ALDISERT, Circuit Judge.

Before us is an interlocutory appeal certified under 28 U.S.C. § 1292(b) from a district court decision granting plaintiff-appellee’s motion for a jury trial. Rex v. Cia. Pervana De Vapores, S.A., 493 F.Supp. 459 (E.D.Pa.1980). The issues certified and accepted for our review are whether all actions brought under 28 U.S.C. § 1330(a), enacted as § 2(a) of the Foreign Sovereign Immunities Act of 1976, Pub.L.No.94-583, 90 Stat. 2891 [hereinafter referred to as FSIA], must be tried to the court without a jury, whether that act is the sole basis for federal subject matter jurisdiction in civil actions against agencies or instrumentalities of foreign sovereigns, and, if the answers to both of these questions are affirmative, whether the FSIA is consistent with the seventh amendment guarantee of civil jury trial. We resolve each of the questions in the affirmative, and therefore reverse.

I.

Because of the procedural status of the case, a detailed recitation of facts is unnecessary. Calvin Rex, the appellee, is a longshoreman who was injured while unloading cargo for the ship of the appellant, Compania Pervana De Vapores, S.A. The appellant is a Peruvian corporation, the stock of which is wholly owned by the Government of Peru. Appellee filed suit for damages under § 5(b) of the Longshoremen’s and Harbor Workers’ Compensation Act, 33 U.S.C. § 905(b), alleging federal subject matter jurisdiction by reason of diversity of citizenship, 28 U.S.C. § 1332, a federal question, 28 U.S.C. § 1331, and an action against a foreign sovereign, 28 U.S.C. § 1330(a). Included in his claim for relief was a request for a jury trial. The district court instructed the clerk to notify the Attorney General of the United States to allow his participation in the case.

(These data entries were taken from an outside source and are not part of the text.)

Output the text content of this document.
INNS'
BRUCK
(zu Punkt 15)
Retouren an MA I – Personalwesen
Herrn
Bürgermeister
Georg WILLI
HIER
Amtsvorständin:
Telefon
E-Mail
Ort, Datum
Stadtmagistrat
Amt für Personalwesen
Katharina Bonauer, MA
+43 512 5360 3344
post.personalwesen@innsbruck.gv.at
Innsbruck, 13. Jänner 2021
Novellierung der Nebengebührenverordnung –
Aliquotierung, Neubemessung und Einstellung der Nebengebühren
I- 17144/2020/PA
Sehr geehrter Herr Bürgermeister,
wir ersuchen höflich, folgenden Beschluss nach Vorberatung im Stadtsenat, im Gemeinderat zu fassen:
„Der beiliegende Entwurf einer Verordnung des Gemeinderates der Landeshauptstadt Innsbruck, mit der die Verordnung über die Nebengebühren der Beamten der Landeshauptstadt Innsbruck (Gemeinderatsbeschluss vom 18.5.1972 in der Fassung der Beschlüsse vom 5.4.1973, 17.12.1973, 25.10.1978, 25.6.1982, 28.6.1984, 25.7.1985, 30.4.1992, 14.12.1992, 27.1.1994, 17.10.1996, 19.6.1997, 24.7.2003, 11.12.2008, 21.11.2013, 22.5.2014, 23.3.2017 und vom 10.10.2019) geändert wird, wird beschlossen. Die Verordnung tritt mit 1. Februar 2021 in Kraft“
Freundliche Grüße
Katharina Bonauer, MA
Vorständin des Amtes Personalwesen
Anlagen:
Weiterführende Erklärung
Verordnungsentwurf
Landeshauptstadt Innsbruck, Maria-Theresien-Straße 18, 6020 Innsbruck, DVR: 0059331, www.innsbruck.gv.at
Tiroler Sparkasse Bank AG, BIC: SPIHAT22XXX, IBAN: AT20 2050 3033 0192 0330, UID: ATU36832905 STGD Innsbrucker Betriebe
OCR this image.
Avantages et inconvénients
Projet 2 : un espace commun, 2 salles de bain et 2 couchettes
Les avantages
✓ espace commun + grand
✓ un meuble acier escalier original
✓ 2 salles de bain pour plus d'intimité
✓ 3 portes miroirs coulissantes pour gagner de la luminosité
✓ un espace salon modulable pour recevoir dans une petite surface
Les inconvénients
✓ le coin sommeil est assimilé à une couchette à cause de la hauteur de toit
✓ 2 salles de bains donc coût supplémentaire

In Rex v. Cia. Pervana De Vapores, S.A., 493 F.Supp. 459 (E.D.Pa.1980), the district court granted the demand for a jury trial. The court expressed concern that an interpretation of the FSIA, which creates federal jurisdiction over agents or instrumentalities of foreign states, as the exclusive basis for federal jurisdiction over foreign governments would unconstitutionally deprive plaintiffs of their right to jury trial. Section 1330(a), the jurisdictional provision of the FSIA, states:

The district courts shall have original jurisdiction without regard to amount in controversy of any nonjury civil action against a foreign state as defined in section 1603(a) of this title as to any claim for relief in personam with respect to which the foreign state is not entitled to immunity either under sections 1605-1607 of this title or under any applicable international agreement.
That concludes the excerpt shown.